G.add_edges_from(edges)



# Draw the graph
plt.figure(figsize=(12, 8))
nx.draw(
    G, with_labels=True, node_size=3000, node_color='skyblue',
    arrowsize=20, font_size=11, font_weight='bold', edge_color='gray'
)
plt.title("Bayesian network DAG", fontsize=16)
plt.axis("off")
plt.tight_layout()
plt.show()


In [None]:
matches = pd.read_csv("data_preparation/new_data/merged_matches.csv")
matches['date'] = pd.to_datetime(matches['date'])
matches

**Defining match date and teams, that will be predicted**

In [None]:
Home_Team = "FC Augsburg"
Away_Team = "1. FC Union Berlin"

date = "2025-05-15"

**Train and test and then fitting the model, using MLE**

In [None]:
# Filter matches up to and including 15.05.2025 for training
cutoff_date = pd.to_datetime(date)
train_df = matches[matches['date'] <= cutoff_date]
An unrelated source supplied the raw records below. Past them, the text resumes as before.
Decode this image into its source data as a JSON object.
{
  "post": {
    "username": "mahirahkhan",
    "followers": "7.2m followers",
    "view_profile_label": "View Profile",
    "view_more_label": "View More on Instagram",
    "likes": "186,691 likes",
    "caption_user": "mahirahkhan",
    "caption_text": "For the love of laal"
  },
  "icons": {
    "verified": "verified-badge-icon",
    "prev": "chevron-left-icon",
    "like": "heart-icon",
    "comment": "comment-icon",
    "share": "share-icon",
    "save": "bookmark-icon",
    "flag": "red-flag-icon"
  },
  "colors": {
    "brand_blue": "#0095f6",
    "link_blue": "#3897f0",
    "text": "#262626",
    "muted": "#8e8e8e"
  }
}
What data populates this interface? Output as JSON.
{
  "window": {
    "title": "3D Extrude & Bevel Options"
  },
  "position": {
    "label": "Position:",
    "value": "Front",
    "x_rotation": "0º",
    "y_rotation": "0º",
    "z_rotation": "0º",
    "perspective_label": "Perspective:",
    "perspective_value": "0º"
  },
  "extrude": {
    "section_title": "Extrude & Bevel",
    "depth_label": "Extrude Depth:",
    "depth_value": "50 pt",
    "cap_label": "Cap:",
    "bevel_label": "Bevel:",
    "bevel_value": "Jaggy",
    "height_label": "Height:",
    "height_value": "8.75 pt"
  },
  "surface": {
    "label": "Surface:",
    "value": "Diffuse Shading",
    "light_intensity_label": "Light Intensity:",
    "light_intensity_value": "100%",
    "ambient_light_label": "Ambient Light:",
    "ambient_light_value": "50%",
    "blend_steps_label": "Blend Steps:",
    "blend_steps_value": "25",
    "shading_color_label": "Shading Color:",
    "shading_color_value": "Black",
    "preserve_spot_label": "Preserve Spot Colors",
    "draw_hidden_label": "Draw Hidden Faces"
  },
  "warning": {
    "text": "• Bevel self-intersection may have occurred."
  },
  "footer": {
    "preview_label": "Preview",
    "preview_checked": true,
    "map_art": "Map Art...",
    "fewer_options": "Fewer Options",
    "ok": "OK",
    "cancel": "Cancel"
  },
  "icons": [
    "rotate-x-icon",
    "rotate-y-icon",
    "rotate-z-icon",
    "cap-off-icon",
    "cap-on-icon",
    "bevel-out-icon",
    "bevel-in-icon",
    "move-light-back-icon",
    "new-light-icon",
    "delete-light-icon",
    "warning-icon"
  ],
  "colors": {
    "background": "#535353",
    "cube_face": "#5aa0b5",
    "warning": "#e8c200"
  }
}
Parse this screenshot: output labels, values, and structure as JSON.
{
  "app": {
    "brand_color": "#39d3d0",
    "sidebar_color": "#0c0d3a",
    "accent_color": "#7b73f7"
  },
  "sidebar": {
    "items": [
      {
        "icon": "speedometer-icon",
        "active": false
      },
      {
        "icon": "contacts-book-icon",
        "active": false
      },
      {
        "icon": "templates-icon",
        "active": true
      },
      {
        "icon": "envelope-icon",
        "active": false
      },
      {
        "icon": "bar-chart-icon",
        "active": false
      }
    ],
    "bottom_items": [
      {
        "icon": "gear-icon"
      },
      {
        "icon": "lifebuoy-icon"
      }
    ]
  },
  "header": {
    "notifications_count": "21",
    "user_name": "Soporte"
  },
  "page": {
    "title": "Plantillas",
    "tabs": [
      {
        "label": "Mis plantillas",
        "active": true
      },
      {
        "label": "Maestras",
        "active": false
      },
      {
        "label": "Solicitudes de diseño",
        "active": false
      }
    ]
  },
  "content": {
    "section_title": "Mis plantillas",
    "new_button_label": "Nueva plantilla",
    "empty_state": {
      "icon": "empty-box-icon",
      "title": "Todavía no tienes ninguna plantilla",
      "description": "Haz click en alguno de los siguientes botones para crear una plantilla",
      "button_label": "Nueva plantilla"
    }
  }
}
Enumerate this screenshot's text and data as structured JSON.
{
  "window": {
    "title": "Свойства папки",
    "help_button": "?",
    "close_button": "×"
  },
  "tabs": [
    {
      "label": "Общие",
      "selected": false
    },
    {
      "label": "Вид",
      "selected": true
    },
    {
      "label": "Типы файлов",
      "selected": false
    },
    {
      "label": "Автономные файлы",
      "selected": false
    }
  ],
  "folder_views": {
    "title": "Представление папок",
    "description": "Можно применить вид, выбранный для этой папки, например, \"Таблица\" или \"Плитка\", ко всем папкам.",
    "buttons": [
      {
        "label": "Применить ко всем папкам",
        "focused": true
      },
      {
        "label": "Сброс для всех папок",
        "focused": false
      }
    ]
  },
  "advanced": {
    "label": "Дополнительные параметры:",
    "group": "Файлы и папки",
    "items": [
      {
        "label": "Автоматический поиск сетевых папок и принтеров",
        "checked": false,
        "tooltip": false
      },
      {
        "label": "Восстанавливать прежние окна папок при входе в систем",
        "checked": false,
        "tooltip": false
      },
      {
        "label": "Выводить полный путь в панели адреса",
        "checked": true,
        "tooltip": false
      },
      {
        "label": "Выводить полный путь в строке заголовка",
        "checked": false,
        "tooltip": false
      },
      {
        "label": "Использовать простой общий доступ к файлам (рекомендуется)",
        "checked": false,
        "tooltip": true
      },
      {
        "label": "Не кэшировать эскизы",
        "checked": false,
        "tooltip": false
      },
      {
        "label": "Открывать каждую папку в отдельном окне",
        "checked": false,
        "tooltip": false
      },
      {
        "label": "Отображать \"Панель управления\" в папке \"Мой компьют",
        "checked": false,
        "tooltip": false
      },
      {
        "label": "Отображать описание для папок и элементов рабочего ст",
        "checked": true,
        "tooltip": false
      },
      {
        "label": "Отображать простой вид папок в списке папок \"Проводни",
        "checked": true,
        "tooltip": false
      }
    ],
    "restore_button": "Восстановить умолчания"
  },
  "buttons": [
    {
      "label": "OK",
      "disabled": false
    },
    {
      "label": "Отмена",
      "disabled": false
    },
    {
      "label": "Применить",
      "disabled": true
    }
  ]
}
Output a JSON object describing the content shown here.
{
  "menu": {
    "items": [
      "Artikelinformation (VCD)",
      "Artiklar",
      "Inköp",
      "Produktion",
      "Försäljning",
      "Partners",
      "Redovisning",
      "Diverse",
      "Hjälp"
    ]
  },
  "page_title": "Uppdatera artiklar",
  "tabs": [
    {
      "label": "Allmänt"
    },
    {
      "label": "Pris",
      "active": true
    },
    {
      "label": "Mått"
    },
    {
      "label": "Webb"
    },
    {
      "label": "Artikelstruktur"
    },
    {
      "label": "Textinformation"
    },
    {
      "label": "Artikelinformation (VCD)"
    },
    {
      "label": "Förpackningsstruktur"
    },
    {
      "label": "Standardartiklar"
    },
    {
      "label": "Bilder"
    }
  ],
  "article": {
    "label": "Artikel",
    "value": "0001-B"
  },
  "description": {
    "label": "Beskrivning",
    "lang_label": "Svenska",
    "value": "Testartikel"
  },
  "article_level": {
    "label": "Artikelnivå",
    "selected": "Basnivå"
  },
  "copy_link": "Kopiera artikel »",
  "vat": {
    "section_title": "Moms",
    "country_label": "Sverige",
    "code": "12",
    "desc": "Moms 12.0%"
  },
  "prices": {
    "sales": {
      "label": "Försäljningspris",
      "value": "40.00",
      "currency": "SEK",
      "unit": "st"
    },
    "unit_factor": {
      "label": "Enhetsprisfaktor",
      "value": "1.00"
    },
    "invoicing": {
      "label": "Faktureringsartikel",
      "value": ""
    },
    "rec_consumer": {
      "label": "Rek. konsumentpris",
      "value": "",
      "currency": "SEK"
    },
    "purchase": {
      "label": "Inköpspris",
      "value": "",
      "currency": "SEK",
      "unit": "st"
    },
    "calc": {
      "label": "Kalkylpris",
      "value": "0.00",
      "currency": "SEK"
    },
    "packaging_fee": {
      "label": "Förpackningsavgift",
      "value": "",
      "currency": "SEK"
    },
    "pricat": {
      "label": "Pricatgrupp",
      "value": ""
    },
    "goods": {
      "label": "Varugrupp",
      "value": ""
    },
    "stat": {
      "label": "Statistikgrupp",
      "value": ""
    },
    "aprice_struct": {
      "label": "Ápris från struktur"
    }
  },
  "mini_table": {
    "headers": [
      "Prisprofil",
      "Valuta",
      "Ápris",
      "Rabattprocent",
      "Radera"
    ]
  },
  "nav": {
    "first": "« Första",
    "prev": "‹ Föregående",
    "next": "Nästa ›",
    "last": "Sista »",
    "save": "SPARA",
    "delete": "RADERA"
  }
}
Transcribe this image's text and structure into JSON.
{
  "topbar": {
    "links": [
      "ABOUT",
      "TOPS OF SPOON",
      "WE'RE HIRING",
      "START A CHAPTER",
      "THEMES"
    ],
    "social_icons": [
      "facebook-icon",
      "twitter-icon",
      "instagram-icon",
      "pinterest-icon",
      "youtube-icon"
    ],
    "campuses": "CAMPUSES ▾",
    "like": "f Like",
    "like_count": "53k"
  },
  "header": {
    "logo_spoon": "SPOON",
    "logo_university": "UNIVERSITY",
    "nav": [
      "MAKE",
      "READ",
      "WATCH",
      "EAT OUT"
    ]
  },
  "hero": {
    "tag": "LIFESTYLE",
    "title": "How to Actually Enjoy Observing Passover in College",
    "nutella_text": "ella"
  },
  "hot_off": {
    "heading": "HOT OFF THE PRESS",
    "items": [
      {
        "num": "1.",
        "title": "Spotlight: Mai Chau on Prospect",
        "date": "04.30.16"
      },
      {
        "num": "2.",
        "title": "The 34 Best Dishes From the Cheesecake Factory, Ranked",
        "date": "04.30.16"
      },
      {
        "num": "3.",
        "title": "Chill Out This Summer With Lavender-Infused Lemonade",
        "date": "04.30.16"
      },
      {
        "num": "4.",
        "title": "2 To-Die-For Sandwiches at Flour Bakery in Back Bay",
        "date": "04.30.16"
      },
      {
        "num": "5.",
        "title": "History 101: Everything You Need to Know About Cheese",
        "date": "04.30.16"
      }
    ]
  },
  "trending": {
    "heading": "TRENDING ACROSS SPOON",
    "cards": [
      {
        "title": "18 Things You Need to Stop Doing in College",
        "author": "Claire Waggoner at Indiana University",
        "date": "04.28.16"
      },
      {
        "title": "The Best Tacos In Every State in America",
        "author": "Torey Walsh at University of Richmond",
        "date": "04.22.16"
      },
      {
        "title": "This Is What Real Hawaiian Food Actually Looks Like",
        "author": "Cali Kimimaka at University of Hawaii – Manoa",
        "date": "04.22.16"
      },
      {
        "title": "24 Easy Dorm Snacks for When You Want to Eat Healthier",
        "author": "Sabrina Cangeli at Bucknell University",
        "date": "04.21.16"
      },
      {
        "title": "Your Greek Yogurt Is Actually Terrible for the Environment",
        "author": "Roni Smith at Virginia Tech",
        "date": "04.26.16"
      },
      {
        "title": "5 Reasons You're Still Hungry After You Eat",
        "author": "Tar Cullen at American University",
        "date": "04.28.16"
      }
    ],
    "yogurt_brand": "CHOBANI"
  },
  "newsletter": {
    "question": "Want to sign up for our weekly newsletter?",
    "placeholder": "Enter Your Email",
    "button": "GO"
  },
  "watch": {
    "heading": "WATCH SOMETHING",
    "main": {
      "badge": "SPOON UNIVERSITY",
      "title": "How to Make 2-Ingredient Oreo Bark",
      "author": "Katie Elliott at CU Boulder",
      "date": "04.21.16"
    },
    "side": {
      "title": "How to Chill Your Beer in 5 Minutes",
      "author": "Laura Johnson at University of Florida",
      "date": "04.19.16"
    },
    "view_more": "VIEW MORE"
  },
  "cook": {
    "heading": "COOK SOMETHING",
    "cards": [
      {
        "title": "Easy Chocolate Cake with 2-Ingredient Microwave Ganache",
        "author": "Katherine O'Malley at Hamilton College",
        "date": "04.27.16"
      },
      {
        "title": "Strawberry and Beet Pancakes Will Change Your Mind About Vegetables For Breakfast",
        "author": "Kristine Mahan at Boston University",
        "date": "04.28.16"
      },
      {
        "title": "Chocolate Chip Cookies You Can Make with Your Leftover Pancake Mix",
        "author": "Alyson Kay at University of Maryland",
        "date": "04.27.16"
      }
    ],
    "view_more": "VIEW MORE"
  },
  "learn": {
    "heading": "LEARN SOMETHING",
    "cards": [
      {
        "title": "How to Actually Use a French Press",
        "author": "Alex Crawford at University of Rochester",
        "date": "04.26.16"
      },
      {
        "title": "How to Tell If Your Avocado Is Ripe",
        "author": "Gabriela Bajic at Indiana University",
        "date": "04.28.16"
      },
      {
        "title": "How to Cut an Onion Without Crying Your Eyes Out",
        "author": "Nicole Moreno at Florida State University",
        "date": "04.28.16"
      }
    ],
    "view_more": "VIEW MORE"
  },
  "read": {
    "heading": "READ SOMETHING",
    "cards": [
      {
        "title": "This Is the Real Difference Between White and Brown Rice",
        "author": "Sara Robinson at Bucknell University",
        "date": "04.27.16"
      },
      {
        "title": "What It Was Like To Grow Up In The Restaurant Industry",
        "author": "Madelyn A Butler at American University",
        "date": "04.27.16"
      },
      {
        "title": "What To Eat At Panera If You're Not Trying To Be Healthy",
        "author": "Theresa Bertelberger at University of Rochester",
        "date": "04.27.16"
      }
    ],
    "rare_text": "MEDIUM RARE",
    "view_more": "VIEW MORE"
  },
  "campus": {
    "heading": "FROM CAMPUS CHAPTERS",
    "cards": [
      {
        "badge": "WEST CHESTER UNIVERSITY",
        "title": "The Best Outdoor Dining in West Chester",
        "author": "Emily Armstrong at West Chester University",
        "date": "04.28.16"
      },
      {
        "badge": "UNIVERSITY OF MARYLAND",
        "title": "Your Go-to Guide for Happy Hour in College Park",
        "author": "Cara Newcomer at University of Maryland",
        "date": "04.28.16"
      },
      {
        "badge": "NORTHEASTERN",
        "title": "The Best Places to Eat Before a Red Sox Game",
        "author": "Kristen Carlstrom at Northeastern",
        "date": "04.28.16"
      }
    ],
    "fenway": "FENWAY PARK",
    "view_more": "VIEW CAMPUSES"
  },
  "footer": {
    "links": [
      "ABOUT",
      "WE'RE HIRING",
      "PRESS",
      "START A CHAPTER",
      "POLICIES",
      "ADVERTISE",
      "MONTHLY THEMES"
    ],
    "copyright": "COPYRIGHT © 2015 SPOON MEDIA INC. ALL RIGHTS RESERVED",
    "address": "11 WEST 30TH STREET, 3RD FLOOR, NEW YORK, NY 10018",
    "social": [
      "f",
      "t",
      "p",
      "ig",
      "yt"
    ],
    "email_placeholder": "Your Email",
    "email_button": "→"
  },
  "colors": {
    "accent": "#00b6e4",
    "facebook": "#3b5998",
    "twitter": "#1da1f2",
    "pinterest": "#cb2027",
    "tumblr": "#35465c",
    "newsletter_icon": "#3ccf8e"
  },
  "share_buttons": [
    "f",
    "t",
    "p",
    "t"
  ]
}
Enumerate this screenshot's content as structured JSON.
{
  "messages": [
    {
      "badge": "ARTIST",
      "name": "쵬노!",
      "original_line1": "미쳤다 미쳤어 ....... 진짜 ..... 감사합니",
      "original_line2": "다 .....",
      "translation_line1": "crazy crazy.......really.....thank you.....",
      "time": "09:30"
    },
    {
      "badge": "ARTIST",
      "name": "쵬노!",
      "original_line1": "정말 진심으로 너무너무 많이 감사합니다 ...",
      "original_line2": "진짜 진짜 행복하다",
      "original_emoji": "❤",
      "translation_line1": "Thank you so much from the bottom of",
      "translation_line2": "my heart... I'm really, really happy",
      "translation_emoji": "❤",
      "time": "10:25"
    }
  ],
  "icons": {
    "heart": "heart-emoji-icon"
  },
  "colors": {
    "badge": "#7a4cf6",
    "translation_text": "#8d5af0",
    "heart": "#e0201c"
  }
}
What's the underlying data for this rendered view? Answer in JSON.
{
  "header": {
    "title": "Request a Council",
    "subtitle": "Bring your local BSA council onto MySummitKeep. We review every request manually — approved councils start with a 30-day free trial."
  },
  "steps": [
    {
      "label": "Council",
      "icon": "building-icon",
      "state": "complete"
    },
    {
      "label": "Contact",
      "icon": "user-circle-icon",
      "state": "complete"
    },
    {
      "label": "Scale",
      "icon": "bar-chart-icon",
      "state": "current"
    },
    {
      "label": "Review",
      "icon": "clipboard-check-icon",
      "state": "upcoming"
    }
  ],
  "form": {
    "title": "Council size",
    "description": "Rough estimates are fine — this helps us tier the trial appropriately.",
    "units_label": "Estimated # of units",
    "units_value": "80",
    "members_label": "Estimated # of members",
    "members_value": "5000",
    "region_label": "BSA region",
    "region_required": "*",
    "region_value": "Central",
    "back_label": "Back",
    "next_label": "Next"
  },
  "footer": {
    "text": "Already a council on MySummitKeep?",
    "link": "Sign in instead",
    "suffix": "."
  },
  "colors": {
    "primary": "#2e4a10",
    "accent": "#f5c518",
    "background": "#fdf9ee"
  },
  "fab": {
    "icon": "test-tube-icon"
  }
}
# Extract the Bayern Munich vs Hoffenheim match on 17.05.2025
test_date = pd.to_datetime("2025-05-17")
test_match = matches[
    (matches['date'].dt.date == test_date.date()) &
    ((matches['home_Team'] == Home_Team) & (matches['away_Team'] == Away_Team))
]

if test_match.empty:
    print("Test match not found.")
    exit()

# Select key features (use binned columns)
features = ['home_Strength', 'home_Form', 'away_Form', 'away_Strength', 'Result',
            'home_GD_binned', 'away_GD_binned', 'home_Rank_binned', 'away_Rank_binned']
train_data = train_df[features].copy()



# Define Bayesian Network structure
model = DiscreteBayesianNetwork([
    ("home_Form", "home_Strength"),
    ("home_Rank_binned", "home_Strength"),
    ("home_GD_binned", "home_Strength"),

    ("away_Form", "away_Strength"),
    ("away_Rank_binned", "away_Strength"),
    ("away_GD_binned", "away_Strength"),

    ("home_Strength", "Result"),
    ("away_Strength", "Result")
])

# Fit the model using MLE
model.fit(train_data, estimator=MaximumLikelihoodEstimator)

# Create inference object
inference = VariableElimination(model)

# Extract the test instance
test_instance = test_match.iloc[0]
evidence = {
    'home_Form': test_instance['home_Form'],
    'away_Form': test_instance['away_Form'],
    'home_Strength': test_instance['home_Strength'],
    'away_Strength': test_instance['away_Strength'],
}

# Query the model
result_prediction = inference.query(variables=['Result'], evidence=evidence)
# Extract and sort the probabilities
# Extract the values and states from the result
# Original states and values
values = result_prediction.values # type: ignore
states = result_prediction.state_names['Result'] # type: ignore

# Custom labels
label_map = {
    'HomeWin': Home_Team,
    'Draw': 'Draw',
    'AwayWin': Away_Team,
}

# Zip and rename
results = [(label_map[state], prob) for state, prob in zip(states, values)] # type: ignore

# Desired display order using new labels
desired_order = [Home_Team, 'Draw', Away_Team]
ordered_results = sorted(results, key=lambda x: desired_order.index(x[0]))

col1_width = 20
col2_width = 18

# Print header
print(f"{'Outcome':<{col1_width}} {'Probability in %':>{col2_width}}")
print("-" * (col1_width + col2_width))

# Print rows
for outcome, prob in ordered_results:
    print(f"{outcome:<{col1_width}} {prob * 100:>{col2_width}.2f}")